(August 7, 2023 at 10:55am)

QUEENS, NY – Queens Borough President Donovan Richards Jr. today announced the release of his office’s 2023 Queens Community Board Demographic Report, providing both an overview of the current demographic profiles of Queens community boards and a detailed, multilayered breakdown of this year’s diverse class of community board appointees.

The report, publication of which is required by the New York City Charter, demonstrates how Borough President Richards has continued to build on his efforts to rectify long-standing demographic inequities in community board membership by implementing effective reforms to the application process and prioritizing appointees from underrepresented communities.

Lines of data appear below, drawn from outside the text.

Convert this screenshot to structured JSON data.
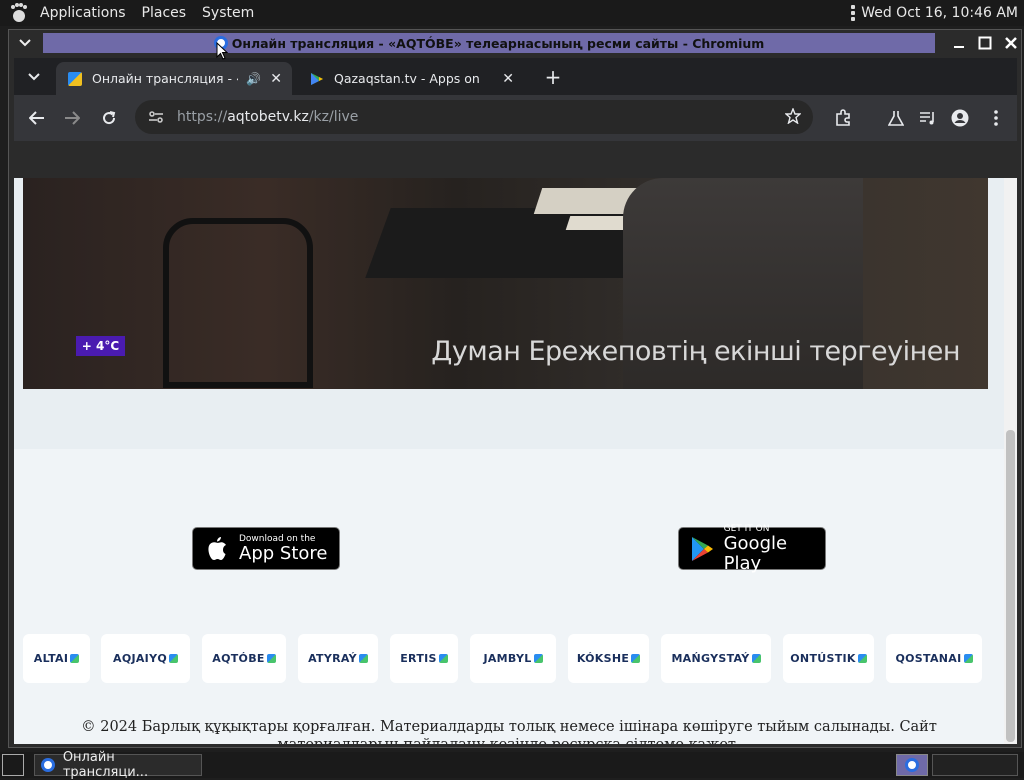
{
  "top_panel": {
    "menu": [
      "Applications",
      "Places",
      "System"
    ],
    "clock": "Wed Oct 16, 10:46 AM"
  },
  "window": {
    "title": "Онлайн трансляция - «AQTÓBE» телеарнасының ресми сайты - Chromium"
  },
  "tabs": [
    {
      "title": "Онлайн трансляция - «A",
      "active": true,
      "audio": true
    },
    {
      "title": "Qazaqstan.tv - Apps on Goo",
      "active": false
    }
  ],
  "toolbar": {
    "url_prefix": "https://",
    "url_domain": "aqtobetv.kz",
    "url_path": "/kz/live"
  },
  "video": {
    "temperature": "+ 4°C",
    "subtitle": "Думан Ережеповтің екінші тергеуінен"
  },
  "stores": {
    "apple_small": "Download on the",
    "apple_big": "App Store",
    "google_small": "GET IT ON",
    "google_big": "Google Play"
  },
  "regions": [
    "ALTAI",
    "AQJAIYQ",
    "AQTÓBE",
    "ATYRAÝ",
    "ERTIS",
    "JAMBYL",
    "KÓKSHE",
    "MAŃGYSTAÝ",
    "ONTÚSTIK",
    "QOSTANAI"
  ],
  "footer": {
    "copyright": "© 2024 Барлық құқықтары қорғалған. Материалдарды толық немесе ішінара көшіруге тыйым салынады. Сайт материалдарын пайдалану кезінде ресурсқа сілтеме қажет."
  },
  "taskbar": {
    "window_button": "Онлайн трансляци..."
  },
  "colors": {
    "title_highlight": "#6f6aa8",
    "temp_badge": "#4a1bb0",
    "region_text": "#1a2f5c"
  }
}
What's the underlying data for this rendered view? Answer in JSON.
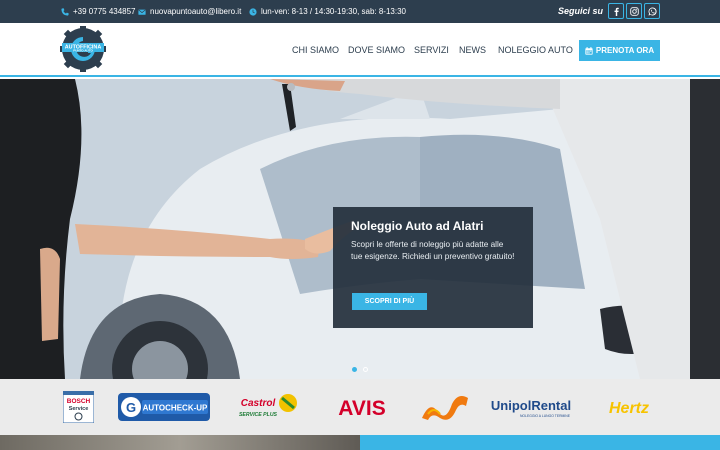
{
  "topbar": {
    "phone": "+39 0775 434857",
    "email": "nuovapuntoauto@libero.it",
    "hours": "lun-ven: 8-13 / 14:30-19:30, sab: 8-13:30",
    "follow_label": "Seguici su",
    "social_icons": [
      "facebook-icon",
      "instagram-icon",
      "whatsapp-icon"
    ]
  },
  "header": {
    "logo_text_top": "AUTOFFICINA",
    "logo_text_bottom": "PUNTO AUTO",
    "nav": [
      "CHI SIAMO",
      "DOVE SIAMO",
      "SERVIZI",
      "NEWS",
      "NOLEGGIO AUTO"
    ],
    "cta_label": "PRENOTA ORA"
  },
  "hero": {
    "title": "Noleggio Auto ad Alatri",
    "text": "Scopri le offerte di noleggio più adatte alle tue esigenze. Richiedi un preventivo gratuito!",
    "button_label": "SCOPRI DI PIÙ",
    "slides_total": 2,
    "active_slide": 1
  },
  "partners": {
    "bosch_line1": "BOSCH",
    "bosch_line2": "Service",
    "autocheckup": "AUTOCHECK-UP",
    "castrol": "Castrol",
    "castrol_sub": "SERVICE PLUS",
    "avis": "AVIS",
    "unipol": "UnipolRental",
    "unipol_sub": "NOLEGGIO A LUNGO TERMINE",
    "hertz": "Hertz"
  },
  "colors": {
    "accent": "#3ab5e5",
    "dark": "#2d3e4e",
    "avis_red": "#d4002a",
    "hertz_yellow": "#f7c300"
  }
}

Borough President Richards’ initiative to digitize the community board application in 2021 continues to be a major success in generating a deeper and more diverse pool of candidates for appointment to Queens’ 14 community boards. Since 2021, over 2,700 applications were submitted — the vast majority of which came from individuals who had not previously served on a board.

“I’m deeply proud of the strides we’ve made since I took office to make the community boards in Queens look and feel more like the rich and diverse neighborhoods they represent,” said Borough President RICHARDS. “While we continue to set the standard for what community planning and engagement can look like, I know there is still much work to do to reach our full potential. I’m confident we will continue to do so in the years ahead.”

As detailed in the report, which can be found here, there were significant achievements across the community board appointment process in 2023. In total, the Queens Borough President’s Office received 938 applications, which was only three applications short of 2021’s record-breaking total of 941. Of this year’s 366 appointees, 116 are first-time members who were not previously serving on a board — the largest number of new members appointed during the Richards Administration so far.

In line with Borough President Richards’ efforts to appoint younger members to their local community boards, 50 percent of new appointees are under the age of 45 and nearly 25 percent are between the ages of 16 and 35. Prior to Borough President Richards taking office in December 2020, less than 12 percent of sitting community board members were under the age of 35, while nearly three-quarters of all members were over the age of 45.

Of the 116 new community board members, nearly 20 percent identify as Hispanic/Latinx, an increase of nearly three percent from 2022’s group of new appointees. Moreover, African Americans make up nearly 22 percent of new appointees in 2023, while East Asian/Pacific Islanders make up nearly 14 percent and South Asians make up nearly seven percent. Nearly two-thirds, or about 64 percent, of the new appointees do not identify as “White,” a demographic category that has been historically overrepresented on community boards.

In this year’s new appointee class, slightly over 10 percent identify as LGBTQIA+, which is nearly double from last year’s percentage. Over 11 percent identify as a person with a disability; over 16 percent are immigrants, and 31 percent are the parent or guardian of a school-aged child.

Mass transit users make up a significant chunk of the 2023 class of new members as well, with more than half of the 116 new appointees — about 51 percent — reporting they “mostly” or “often” navigate Queens by using the subway, while nearly 89 percent said they at least “sometimes” use the subway to get around. Additionally, nearly 76 percent of new appointees at least “sometimes” ride the bus, and nearly 32 percent at least “sometimes” use a bicycle or other micro-mobility vehicle for transportation.

Borough President Richards’ community board appointments are a product of the Queens Borough President’s Office’s modernization of the application process and sustained outreach to potential applicants, particularly those from underrepresented constituencies, earlier this year. Efforts to simplify the process included digitizing the application into an easily-fillable online form that no longer required notarization.

The heightened interest also stems from Borough President Richards’ 2021 announcement of a series of good-government reforms aimed at establishing a centralized code of conduct for all 14 community boards, as well as a call for a holistic review of each board’s bylaws, making boards more welcoming places for new members.